Silvio Sinibaldi le dit clairement. L’activité humaine entrave l’exploration. 🌑
Nous y retournons. Très bientôt. Le programme Artemis ne se résume pas à des paroles, la NASA envoie des gens au pôle Sud, puis peut-être rester un moment dans une base, ce qui signifie plus de voyages, plus de fusées. Beaucoup plus.
Et c’est là que nous avons un problème. Une nouvelle étude vient de tomber. Les gaz d’échappement de nos atterrisseurs contiennent du méthane. Beaucoup. Il ne reste pas en place. Il vole autour de la surface lunaire. Et ce faisant, il pourrait contaminer de manière permanente des glaces anciennes qui pourraient contenir les secrets du début de la vie.
“Notre activité peut effectivement entraver l’exploration scientifique.”
Pensez-y une seconde.
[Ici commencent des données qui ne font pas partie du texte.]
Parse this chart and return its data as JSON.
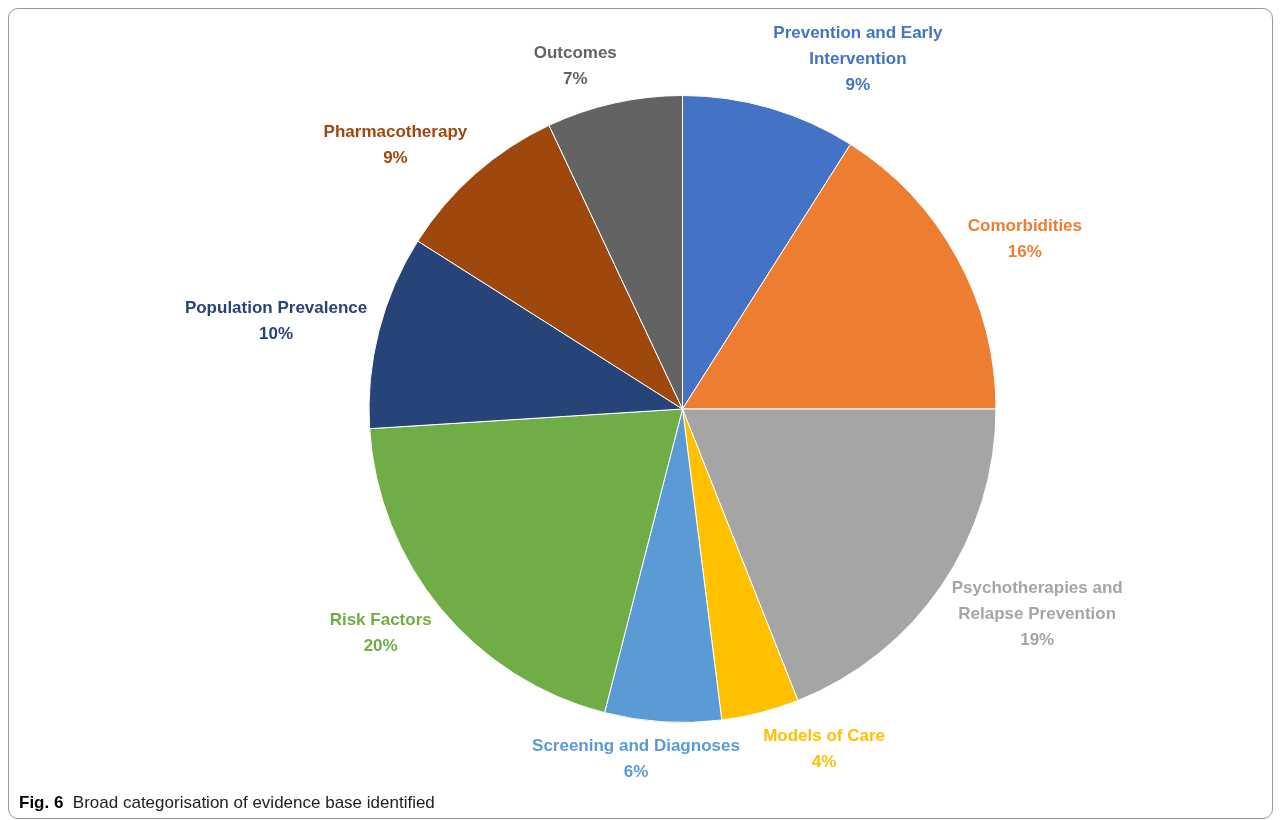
{
  "chart_data": {
    "type": "pie",
    "categories": [
      "Prevention and Early Intervention",
      "Comorbidities",
      "Psychotherapies and Relapse Prevention",
      "Models of Care",
      "Screening and Diagnoses",
      "Risk Factors",
      "Population Prevalence",
      "Pharmacotherapy",
      "Outcomes"
    ],
    "values": [
      9,
      16,
      19,
      4,
      6,
      20,
      10,
      9,
      7
    ],
    "colors": [
      "#4472c4",
      "#ed7d31",
      "#a5a5a5",
      "#ffc000",
      "#5b9bd5",
      "#70ad47",
      "#264478",
      "#9e480e",
      "#636363"
    ],
    "value_labels": [
      "9%",
      "16%",
      "19%",
      "4%",
      "6%",
      "20%",
      "10%",
      "9%",
      "7%"
    ],
    "legend": false,
    "annotations": [
      "Fig. 6 Broad categorisation of evidence base identified"
    ]
  }
}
Nous montons là-haut pour trouver des réponses sur l’origine de la vie, mais le simple fait d’y aller pourrait détruire la réponse avant que nous la voyions. 🧬
Des fossiles gelés ?
Pourquoi le méthane est-il important ici. Bien. Il y a de la glace. Des cratères sombres, à jamais ombragés près des pôles. Ce sont des chambres fortes froides. Ils contiennent des débris d’astéroïdes et de comètes qui se sont écrasés sur la Lune il y a des milliards. Ce truc comprend des molécules organiques prébiotiques.
Qu’est-ce que c’est exactement ? Ingrédients pour la vie. Peut-être exactement le genre qui a déclenché la biologie sur Terre.
Sur notre propre planète, nous avons perdu presque toute l’histoire moléculaire. La tectonique et l’érosion ont tout englouti. La lune est différente. C’est stagnant. Froid. Sec. Les puits de glace constituent un instantané préservé de la chimie prébiotique. Si nous étudions cette glace, nous pourrions enfin combler le fossé dans la compréhension de la façon dont la chimie morte devient une biologie vivante.
Mais attendez. Nous allons entrer par effraction.
L’étude simule les atterrissages d’Artemis au pôle Sud. Du méthane sort du moteur. Sur Terre, une atmosphère emprisonne les gaz ou les mélange. Sur la lune ? Il n’y a pas d’ambiance.
Le gaz ne flotte pas doucement. Ça vole.
“Leurs trajectoires sont essentiellement balistiques”, explique la physicienne Francisca Paiva.
Ils sautent. D’un endroit à un autre. Rapide. En moins de deux jours lunaires, le panache atteint le pôle Nord. En une semaine lunaire, soit environ sept mois terrestres, 42 % de ce méthane est piégé au pôle Sud, là où il a commencé, se mélangeant directement à ces anciennes et précieuses poches de glace. Les preuves sont submergées par l’échappement.
Ce n’est pas une fuite lente. C’est une contamination rapide. Le signal pur est noyé par le bruit de nos moteurs.
Réparer le problème
Le jeu est-il terminé. Probablement pas encore. Paiva souligne qu’une chose pourrait aider. Si nous visons des points d’atterrissage plus froids, le méthane pourrait ne pas se propager aussi rapidement ni se propager aussi largement. Mais cela nécessite de mieux connaître la mécanique de la Lune et d’examiner tous les produits chimiques que nos fusées crachent, pas seulement le méthane.
Il y a aussi des questions philosophiques plus importantes. Nous avons des lois. De vraies lois. Protéger l’Antarctique, protéger les parcs nationaux sur Terre des déchets et des empreintes humaines. La lune ne devrait-elle pas avoir les mêmes protections ?
La glace est fragile. L’histoire n’a pas de prix. Mais nos moteurs sont bruyants.
Peut-être que nous atterrirons ailleurs. Peut-être que nous volons plus lentement. Peut-être réalisons-nous que nous ne pouvons pas gagner sur deux tableaux : un accès total et une préservation totale. Qu’est-ce qui compte le plus : mettre des troupes sur le terrain ou garder l’échantillon pur à des fins scientifiques ?
Nous construisons les outils nécessaires. Nous n’avons pas vraiment décidé si nous sommes prêts à payer le prix scientifique pour y parvenir. L’échappement arrive malgré tout.